While hardly a household name on these shores, German jazz guitarist Volker Kriegel (1943-2003) appeared on more than 200 releases and was a founding member of the United Jazz + Rock Ensemble, a large ensemble which included fellow European-based, forward-thinking jazz heavyweights including bassist Eberhard Weber, flugelhornist Kenny Wheeler and trombonist Albert Mangelsdorff.

While still in his twenties, Kriegel was exploring the still-forming bridge between jazz and rock. An unearthed live track taken from the Cinedelic Records reissue of Kriegel’s long-out-of-print 1968 debut With A Little Help From My Friends, “Nina’s Dance” is a nine-minute workout of early jazz fusion that surely swings but is injected with enough frantic rockist-enthusiasm by Kriegel (who cuts deep as both a soloist and side player) and his cohorts.

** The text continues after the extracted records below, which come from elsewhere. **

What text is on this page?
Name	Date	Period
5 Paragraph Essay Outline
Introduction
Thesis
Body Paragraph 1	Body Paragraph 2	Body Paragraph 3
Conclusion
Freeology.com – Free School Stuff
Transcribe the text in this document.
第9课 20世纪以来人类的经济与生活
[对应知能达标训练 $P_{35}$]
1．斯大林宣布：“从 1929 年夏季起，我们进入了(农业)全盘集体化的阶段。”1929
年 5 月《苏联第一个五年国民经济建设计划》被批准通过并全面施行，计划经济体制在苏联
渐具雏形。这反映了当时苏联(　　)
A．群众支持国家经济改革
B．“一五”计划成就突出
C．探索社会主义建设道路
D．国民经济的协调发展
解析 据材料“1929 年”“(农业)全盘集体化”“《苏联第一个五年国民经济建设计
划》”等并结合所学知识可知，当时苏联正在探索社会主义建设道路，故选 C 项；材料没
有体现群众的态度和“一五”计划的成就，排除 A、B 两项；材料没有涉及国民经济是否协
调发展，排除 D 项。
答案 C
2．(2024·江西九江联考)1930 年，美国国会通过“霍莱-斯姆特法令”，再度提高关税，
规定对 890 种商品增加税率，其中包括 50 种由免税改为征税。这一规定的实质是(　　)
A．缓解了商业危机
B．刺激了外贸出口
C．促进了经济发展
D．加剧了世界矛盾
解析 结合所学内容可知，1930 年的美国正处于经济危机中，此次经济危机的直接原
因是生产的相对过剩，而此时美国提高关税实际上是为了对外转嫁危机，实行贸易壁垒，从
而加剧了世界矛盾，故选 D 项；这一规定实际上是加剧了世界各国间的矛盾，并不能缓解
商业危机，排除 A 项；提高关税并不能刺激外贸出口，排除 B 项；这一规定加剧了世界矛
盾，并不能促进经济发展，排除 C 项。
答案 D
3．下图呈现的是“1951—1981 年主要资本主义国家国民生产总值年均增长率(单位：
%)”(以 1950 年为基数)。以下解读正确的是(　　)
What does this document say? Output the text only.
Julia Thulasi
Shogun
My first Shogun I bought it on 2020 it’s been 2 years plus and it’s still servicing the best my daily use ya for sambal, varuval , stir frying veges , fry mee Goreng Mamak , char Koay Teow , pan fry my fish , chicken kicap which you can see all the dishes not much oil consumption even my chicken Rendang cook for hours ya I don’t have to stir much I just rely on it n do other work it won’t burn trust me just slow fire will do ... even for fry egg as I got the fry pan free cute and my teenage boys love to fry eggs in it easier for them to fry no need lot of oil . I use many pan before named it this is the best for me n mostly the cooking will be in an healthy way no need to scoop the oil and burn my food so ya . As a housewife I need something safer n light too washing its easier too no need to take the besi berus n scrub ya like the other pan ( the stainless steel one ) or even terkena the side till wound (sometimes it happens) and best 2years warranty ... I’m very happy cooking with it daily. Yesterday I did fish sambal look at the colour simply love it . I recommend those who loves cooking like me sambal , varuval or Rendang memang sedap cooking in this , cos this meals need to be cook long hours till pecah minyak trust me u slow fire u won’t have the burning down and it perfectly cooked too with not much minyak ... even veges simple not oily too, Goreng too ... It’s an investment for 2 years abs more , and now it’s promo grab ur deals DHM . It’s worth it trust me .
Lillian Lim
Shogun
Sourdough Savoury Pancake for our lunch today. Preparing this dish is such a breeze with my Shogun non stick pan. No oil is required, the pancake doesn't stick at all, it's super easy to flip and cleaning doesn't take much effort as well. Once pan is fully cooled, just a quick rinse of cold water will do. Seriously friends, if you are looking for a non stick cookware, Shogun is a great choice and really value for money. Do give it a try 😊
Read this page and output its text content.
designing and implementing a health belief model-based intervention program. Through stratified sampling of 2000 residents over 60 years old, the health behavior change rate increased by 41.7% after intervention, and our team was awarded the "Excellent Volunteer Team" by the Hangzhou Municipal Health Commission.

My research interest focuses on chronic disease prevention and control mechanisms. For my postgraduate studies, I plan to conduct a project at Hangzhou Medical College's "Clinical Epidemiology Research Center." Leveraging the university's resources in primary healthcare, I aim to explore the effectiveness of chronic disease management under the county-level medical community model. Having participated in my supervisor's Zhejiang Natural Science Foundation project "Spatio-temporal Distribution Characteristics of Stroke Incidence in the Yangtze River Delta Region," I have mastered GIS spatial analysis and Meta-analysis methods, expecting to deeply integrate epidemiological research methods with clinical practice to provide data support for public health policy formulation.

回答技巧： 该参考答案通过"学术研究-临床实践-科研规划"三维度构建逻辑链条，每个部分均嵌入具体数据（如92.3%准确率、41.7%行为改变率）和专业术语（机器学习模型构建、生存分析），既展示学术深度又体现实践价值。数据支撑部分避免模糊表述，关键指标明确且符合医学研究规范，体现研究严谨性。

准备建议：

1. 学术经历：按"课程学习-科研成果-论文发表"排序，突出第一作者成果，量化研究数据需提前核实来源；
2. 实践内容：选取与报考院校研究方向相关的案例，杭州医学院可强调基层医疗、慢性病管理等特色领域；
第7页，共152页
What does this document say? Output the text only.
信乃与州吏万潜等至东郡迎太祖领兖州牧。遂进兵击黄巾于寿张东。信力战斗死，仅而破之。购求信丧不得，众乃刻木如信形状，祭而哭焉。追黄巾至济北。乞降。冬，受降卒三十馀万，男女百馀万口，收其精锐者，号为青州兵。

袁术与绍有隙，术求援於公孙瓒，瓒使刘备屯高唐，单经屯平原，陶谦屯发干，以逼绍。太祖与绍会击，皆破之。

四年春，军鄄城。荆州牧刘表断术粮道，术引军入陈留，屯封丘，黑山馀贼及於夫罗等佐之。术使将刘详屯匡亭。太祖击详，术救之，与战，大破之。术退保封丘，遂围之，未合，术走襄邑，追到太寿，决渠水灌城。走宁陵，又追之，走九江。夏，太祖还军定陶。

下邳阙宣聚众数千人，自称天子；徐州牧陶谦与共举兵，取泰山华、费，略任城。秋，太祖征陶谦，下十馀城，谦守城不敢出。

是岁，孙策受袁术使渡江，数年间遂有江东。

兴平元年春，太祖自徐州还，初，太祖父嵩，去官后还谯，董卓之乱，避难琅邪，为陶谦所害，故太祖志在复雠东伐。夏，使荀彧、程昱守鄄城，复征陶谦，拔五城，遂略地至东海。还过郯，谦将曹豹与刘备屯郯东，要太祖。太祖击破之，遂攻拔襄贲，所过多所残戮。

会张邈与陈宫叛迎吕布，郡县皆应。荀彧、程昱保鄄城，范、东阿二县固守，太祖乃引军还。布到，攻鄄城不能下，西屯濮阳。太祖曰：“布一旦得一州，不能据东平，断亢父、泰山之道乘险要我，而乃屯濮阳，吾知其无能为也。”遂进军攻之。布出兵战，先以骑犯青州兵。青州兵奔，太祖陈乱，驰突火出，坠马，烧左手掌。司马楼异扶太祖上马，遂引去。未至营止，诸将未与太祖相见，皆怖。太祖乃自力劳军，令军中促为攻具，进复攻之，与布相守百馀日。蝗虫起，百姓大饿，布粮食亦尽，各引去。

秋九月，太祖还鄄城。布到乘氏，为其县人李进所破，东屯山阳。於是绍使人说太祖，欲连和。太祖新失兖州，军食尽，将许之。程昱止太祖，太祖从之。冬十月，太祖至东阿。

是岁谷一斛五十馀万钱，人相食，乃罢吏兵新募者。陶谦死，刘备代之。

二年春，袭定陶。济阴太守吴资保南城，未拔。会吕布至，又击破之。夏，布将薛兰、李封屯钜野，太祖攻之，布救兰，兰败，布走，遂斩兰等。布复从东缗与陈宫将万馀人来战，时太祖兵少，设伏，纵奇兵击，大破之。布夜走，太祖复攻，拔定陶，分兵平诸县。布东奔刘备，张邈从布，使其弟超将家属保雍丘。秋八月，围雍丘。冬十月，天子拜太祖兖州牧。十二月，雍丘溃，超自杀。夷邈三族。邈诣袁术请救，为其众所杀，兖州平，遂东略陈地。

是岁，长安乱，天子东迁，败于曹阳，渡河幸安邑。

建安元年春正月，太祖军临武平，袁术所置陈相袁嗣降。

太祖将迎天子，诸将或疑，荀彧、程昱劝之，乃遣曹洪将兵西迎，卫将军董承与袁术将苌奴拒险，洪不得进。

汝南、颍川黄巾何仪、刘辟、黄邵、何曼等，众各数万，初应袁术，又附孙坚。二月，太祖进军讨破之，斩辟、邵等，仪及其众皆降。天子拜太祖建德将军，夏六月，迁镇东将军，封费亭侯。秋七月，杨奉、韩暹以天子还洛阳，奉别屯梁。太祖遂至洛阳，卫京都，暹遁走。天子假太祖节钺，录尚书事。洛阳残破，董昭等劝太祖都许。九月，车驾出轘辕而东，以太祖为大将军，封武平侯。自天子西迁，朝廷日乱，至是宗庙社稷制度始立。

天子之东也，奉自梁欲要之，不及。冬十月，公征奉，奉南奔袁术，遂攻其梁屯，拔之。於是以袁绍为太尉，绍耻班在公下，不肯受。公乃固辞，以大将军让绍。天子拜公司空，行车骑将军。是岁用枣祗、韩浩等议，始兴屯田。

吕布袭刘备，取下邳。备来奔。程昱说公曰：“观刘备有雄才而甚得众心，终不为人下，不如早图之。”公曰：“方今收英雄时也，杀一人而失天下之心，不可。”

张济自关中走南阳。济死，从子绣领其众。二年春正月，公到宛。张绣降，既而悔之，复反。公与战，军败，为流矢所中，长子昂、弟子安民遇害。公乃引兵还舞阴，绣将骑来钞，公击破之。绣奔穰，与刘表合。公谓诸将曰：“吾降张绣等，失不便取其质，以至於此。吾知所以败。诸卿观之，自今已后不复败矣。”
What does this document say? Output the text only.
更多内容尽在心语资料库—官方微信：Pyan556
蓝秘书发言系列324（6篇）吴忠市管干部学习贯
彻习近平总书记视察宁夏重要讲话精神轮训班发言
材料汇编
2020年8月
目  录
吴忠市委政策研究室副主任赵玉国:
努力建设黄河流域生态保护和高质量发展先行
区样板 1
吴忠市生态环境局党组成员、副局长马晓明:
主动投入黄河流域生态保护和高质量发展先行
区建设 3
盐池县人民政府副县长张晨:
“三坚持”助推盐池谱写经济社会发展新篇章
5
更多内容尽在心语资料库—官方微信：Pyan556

In particular, the live jam boasts some tasty back-and-forth between clarinetist Tony Scott on clarinet and tenor sax player Gustl Mayr.

While hardly the intense jazz-rock blur that artists like Miles Davis, Frank Zappa, Herbie Mann and Larry Coryell were instigating, “Nina’s Dance” is more akin to the nascent late-1960s fusion work from sax player Steve Marcus. “Nina’s Dance” and the remainder of Kriegel’s debut (which also features cover versions of then-new Beatles tunes) has value as both a jazz-rock oddity and a quasi-kitsch relic when jazz and rock music were in the innocent courting stages of what would become, for better or worse, the eventual full-blown virtuoso bacchanal-blood-orgy of 1970s jazz fusion and prog rock.